O menino, num susto, ergueu os olhos que estavam voltados pro livro, um livro sobre antigos povos da Babilônia, e voltou a cabeça pra onde o velho apontara.

- O que? – Perguntou o rapaz.

- Aquela menina. Está vendo? – continuou falando em voz baixa, mas num tom vibrante.

- Sim, estou vendo – retrucou o rapaz, com expressão de impaciência.

O velho então parou. Parou e deixou, por instantes, o olhar se perder no espaço. A claridade do sol, agora, parecia não incomodá-lo mais.

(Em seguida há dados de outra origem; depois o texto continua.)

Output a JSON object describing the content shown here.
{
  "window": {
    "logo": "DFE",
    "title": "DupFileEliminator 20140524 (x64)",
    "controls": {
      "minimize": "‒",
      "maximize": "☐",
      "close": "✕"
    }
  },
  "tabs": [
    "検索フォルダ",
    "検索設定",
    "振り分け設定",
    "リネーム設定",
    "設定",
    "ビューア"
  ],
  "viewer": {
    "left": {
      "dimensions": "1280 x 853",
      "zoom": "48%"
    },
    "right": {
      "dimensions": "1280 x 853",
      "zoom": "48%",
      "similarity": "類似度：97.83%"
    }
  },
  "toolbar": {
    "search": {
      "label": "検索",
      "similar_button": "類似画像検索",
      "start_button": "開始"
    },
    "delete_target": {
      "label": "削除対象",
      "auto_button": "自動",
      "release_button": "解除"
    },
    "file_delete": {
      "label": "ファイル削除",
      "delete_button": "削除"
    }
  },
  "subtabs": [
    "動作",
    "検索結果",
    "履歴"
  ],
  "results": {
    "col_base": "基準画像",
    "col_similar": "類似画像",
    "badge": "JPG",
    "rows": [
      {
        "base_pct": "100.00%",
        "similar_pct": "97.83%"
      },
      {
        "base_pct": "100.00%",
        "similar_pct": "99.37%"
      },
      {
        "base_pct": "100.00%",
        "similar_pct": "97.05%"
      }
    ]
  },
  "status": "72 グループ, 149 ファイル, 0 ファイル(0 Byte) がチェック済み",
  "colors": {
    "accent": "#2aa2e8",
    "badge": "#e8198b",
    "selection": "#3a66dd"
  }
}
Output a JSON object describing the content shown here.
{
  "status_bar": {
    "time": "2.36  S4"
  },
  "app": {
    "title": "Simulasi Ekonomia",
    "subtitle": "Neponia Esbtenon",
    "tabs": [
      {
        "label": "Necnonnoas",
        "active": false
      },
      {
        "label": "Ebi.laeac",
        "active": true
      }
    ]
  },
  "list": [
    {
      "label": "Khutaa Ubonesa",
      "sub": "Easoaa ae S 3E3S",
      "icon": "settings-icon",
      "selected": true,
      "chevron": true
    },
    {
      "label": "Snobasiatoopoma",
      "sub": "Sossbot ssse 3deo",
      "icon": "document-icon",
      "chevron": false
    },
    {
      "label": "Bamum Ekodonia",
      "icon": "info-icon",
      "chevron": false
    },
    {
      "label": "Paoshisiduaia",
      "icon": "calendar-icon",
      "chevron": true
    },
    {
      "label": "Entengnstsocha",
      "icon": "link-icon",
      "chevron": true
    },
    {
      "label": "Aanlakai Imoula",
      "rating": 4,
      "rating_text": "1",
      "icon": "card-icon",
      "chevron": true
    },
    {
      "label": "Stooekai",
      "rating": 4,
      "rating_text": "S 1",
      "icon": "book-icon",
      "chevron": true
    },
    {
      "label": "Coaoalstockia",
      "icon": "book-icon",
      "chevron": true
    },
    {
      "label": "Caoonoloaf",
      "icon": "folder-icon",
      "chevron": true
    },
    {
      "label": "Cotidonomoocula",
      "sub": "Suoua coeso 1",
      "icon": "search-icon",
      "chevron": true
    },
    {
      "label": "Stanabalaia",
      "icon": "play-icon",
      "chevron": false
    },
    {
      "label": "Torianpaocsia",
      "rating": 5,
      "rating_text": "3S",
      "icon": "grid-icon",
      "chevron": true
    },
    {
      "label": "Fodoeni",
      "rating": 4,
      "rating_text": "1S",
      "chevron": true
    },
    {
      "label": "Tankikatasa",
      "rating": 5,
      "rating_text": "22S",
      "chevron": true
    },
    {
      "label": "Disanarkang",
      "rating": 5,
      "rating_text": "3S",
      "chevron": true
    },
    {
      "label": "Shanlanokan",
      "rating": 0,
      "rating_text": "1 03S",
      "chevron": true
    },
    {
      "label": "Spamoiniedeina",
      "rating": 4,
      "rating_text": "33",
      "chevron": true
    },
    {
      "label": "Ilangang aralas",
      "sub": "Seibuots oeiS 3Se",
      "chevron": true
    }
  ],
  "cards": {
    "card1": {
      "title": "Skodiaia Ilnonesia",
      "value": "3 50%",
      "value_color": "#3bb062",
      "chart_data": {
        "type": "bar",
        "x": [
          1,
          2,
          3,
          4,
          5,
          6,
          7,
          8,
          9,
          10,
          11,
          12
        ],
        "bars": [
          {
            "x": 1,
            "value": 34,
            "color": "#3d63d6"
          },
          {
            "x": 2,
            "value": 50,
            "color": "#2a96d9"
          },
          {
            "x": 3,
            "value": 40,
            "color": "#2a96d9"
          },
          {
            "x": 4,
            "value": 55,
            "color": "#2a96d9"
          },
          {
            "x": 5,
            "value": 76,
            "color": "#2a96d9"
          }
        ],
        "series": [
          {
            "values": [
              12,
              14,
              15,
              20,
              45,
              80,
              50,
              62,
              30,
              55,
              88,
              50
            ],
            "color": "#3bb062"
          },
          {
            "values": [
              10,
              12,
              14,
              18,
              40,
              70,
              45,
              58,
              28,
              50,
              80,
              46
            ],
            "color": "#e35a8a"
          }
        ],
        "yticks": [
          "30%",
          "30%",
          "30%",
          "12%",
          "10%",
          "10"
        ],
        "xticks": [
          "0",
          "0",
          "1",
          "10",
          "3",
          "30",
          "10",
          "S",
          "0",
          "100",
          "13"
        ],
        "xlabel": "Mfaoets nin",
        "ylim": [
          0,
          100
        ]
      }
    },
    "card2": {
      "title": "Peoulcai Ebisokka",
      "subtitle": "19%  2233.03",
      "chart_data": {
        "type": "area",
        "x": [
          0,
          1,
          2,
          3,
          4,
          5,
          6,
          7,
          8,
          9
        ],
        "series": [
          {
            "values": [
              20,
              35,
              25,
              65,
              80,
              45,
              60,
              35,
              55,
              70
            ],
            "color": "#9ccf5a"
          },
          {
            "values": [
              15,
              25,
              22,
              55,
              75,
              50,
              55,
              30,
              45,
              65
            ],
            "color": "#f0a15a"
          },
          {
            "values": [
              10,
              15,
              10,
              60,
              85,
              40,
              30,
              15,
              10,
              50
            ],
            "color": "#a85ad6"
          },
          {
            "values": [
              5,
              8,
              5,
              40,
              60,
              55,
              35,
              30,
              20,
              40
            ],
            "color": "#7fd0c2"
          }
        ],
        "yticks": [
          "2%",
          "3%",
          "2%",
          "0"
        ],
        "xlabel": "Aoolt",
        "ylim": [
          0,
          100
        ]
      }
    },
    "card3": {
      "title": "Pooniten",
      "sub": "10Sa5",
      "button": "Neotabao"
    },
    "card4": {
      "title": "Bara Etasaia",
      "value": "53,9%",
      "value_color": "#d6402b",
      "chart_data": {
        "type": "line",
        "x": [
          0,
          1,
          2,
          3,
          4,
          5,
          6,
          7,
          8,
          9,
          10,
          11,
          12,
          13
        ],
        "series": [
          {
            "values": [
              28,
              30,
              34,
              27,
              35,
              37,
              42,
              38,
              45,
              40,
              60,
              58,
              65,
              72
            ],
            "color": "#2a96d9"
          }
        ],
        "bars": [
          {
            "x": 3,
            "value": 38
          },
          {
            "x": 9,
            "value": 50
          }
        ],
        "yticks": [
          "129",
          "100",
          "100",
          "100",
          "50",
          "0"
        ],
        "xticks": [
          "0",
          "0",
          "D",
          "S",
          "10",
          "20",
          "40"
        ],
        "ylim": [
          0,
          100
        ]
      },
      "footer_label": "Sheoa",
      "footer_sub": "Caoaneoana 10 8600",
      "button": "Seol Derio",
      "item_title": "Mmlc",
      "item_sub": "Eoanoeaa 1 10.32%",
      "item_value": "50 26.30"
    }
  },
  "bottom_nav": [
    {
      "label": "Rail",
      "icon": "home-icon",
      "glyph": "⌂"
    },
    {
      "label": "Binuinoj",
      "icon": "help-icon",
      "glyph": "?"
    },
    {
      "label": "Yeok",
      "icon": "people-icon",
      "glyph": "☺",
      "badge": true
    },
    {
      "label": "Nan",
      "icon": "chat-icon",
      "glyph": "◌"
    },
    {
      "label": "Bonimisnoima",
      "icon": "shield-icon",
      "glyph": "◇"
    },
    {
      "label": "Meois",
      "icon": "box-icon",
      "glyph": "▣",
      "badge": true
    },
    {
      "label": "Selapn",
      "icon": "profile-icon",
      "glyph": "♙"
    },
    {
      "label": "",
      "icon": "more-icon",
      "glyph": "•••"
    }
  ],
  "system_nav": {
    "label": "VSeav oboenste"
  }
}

Aos poucos, foi abandonando a mão do rapaz e se encostando de volta na cadeira.

- Seus passos... seus passos eram tão leves. - Disse com certo deslumbramento.

E, novamente:

- Muito leves... – só que, desta vez, parecia estar falando pra si mesmo, suspirando.

- A leveza de espírito afeta a lei da gravidade? – perguntou o velho ao menino.

- Por acaso a leveza de espírito interfere no peso dos corpos? – insistiu o velho.

- Não, meu avô. - Respondeu o rapaz com olhar confuso. É evidente que não e o senhor deve saber isso.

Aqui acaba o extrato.